By being overwhelmed with the immense profits of AI, and by making it their own idol, humans will be alienated from their Creator and eventually from their authentic self. Christian anthropology rejects anthropocentric humanism. Only in God can humans discover the very meaning and purpose of their existence. The human being is a theocentric reality, understood only in relation and dependence to God. AI can provide a comfortable life, but it cannot provide meaning and purpose to human existence. Therefore, we should not let AI over-empower humans to the extent of forgetting their imperfection and dependability on God. Likewise, we should not over-empower AI to the degree of making human beings inferior. This paradox requires critical reflection.
The church must use the benefits of AI on the basis of ethical values and principles, particularly in the spheres of education, missionary engagement, pastoral outreach, youth, and spirituality.

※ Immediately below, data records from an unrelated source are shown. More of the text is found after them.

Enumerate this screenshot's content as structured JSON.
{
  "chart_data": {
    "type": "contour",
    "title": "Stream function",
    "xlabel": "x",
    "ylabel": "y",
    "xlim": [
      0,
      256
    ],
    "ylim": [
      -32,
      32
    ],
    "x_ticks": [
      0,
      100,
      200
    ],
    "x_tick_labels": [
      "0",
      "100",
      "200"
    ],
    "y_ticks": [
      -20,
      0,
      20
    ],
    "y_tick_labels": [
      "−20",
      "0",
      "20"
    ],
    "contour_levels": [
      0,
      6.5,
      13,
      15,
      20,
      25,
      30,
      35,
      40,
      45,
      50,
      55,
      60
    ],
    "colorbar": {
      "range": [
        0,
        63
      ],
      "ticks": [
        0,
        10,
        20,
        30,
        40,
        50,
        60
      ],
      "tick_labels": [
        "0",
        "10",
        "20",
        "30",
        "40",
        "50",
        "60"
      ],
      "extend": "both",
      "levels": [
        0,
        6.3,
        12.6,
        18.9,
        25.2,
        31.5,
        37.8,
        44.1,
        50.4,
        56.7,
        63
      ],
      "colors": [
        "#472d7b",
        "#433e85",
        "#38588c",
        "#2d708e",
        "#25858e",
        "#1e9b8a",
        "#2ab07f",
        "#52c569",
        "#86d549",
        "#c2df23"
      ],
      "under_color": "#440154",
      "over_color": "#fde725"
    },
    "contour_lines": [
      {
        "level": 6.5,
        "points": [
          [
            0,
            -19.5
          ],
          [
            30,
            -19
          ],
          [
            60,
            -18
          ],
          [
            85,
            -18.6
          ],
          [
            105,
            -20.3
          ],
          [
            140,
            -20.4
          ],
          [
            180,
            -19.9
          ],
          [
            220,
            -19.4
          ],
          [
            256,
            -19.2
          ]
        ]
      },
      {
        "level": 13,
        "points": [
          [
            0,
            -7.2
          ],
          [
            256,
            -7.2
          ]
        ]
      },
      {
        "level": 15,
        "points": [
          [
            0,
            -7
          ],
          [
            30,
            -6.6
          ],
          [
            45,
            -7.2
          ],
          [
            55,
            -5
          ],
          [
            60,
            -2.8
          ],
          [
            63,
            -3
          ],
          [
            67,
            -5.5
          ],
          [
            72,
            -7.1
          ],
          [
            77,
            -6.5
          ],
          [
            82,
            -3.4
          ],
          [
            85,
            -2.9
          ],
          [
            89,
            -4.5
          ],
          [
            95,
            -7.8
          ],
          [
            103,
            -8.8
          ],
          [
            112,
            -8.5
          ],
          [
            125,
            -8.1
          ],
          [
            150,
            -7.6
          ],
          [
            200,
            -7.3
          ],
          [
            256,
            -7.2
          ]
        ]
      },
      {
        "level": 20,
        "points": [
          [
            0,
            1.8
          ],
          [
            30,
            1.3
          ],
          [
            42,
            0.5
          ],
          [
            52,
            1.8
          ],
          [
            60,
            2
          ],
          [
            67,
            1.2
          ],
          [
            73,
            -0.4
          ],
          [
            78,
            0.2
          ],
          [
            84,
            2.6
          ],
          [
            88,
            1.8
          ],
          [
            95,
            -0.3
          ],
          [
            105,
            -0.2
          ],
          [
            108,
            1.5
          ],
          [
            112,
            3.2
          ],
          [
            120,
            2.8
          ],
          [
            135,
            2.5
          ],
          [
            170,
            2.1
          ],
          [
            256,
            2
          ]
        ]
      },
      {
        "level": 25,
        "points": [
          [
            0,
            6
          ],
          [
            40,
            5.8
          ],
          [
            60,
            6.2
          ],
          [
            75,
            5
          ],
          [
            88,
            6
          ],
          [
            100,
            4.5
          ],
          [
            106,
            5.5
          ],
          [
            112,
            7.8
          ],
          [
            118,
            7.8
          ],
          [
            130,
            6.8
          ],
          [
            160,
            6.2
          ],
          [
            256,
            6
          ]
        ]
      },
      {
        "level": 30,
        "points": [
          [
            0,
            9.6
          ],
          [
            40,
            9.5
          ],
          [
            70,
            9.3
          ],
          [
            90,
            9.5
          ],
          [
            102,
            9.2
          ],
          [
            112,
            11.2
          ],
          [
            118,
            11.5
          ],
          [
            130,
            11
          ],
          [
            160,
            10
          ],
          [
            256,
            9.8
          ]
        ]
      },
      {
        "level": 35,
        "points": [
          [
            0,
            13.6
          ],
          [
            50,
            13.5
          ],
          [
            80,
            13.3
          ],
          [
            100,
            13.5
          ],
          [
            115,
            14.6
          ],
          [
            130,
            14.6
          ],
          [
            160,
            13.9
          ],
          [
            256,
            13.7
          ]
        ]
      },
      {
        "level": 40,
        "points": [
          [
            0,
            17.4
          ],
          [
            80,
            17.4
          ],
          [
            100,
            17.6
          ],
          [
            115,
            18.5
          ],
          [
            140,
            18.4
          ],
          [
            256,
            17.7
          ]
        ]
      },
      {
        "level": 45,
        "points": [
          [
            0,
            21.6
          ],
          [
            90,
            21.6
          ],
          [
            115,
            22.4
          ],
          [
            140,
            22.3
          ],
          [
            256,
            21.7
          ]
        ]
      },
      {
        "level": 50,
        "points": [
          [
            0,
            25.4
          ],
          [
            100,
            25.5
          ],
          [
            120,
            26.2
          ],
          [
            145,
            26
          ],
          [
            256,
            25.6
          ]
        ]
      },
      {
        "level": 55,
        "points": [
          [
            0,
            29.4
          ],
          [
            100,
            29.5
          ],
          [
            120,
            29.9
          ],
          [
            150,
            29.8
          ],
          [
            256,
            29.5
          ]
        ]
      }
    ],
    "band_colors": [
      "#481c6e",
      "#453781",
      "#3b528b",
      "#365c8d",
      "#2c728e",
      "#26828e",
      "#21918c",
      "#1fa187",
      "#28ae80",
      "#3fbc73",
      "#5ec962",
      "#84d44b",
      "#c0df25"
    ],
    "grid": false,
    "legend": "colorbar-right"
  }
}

I had already finalized this reflection before my recent meeting with His Holiness Pope Leo XIV on May 18, 2026. A few days after my return from the Vatican, the first encyclical of the Pope, Magnifica Humanitas on AI, was released. I warmly welcome Pope Leo’s emphasis on the anthropological implications of AI, which is also my core issue and basic concern. I hope that the papal encyclical will promote a fruitful and meaningful dialogue between the Vatican and Silicon Valley. I also hope that religions of the world will take seriously the theological, ethical, and anthropological implications of AI and will respond accordingly.
Meanwhile, AI is moving forward with astonishing speed and growing power. It will become a determining factor in shaping the future of humanity and the world. Trust and fear will accompany the development of AI making it both a promise and a threat in this age of digital transformation. AI is no longer an option, but a must. Will humanity be ready to adapt itself to a future created by AI? Let us make AI a source of promise and progress by using it responsibly and productively, as well as by safeguarding God-created humanity. This is, indeed, an urgent and acute imperative, and a great challenge.